Schwartz, Esq. is stepping down as director and Chairman of the
Board of Directors (the “Board”) due to increasing responsibilities
at his charitable commitments, including at the All Stars Project,
a national youth non-profit organization where he serves as
director and was recently elected chairman of its New York board,
and the Police Athletic League, New York City’s largest independent
youth non-profit organization, where he serves as director.
Kadmon’s Board will identify a new chairman as
part of its ongoing process to refresh the composition of the
Board. A nationally recognized executive search firm is assisting
in this search process.
“Leaving the Kadmon Board will free up the
additional time I need for my increased charitable commitments,”

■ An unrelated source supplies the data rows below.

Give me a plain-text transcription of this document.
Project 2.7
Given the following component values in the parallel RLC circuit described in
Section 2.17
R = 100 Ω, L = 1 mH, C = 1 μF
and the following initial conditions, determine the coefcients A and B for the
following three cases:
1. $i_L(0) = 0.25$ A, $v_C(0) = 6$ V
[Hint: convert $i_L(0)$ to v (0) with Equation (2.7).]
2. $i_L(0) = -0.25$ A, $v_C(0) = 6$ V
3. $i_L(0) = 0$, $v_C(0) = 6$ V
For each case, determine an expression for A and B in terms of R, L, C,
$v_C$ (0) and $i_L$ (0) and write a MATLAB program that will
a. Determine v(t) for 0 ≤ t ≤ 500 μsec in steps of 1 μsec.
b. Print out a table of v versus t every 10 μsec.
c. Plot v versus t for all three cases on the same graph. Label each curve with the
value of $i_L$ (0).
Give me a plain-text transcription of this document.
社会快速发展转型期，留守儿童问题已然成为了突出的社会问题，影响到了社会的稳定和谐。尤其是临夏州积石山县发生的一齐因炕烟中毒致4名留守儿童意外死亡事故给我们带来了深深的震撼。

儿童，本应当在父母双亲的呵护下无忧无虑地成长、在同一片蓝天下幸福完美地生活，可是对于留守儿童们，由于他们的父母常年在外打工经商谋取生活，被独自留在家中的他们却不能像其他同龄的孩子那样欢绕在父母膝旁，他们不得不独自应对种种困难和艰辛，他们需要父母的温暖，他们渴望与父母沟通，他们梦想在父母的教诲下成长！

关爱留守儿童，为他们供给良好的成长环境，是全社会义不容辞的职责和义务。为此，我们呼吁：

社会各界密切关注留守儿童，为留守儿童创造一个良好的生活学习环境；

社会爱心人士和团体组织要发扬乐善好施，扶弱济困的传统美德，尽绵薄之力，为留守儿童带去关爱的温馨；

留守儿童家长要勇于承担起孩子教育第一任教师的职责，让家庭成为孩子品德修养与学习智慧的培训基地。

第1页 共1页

said Mr. Schwartz. “With the implementation of our process to
identify new directors to join Kadmon’s Board well underway,
year-end 2018 is an appropriate time for me to resign. Kadmon is a
vibrant company with much potential and I wish the team continued
success.”
“On behalf of the Board, I want to thank Bart
for his service to Kadmon and wish him well in his charitable
work,” said Harlan W. Waksal, M.D., President and Chief Executive
Officer at Kadmon. “At this juncture, Kadmon is in a strong
position, with our registration trial in chronic graft-versus-host
disease well underway,” continued Dr. Waksal. “The Board and
I remain committed to executing our mission to develop new
treatments for patients with unmet medical needs.”
About Kadmon Holdings,
Inc.
Kadmon Holdings, Inc. is a fully integrated
biopharmaceutical company developing innovative product candidates
for significant unmet medical needs. Our product pipeline is
focused on inflammatory and fibrotic diseases.
Forward Looking Statements
This press release contains forward-looking
statements. Such statements may be preceded by the words “may,”
“will,” “should,” “expects,” “plans,” “anticipates,” “could,”
“intends,” “targets,” “projects,” “contemplates,” “believes,”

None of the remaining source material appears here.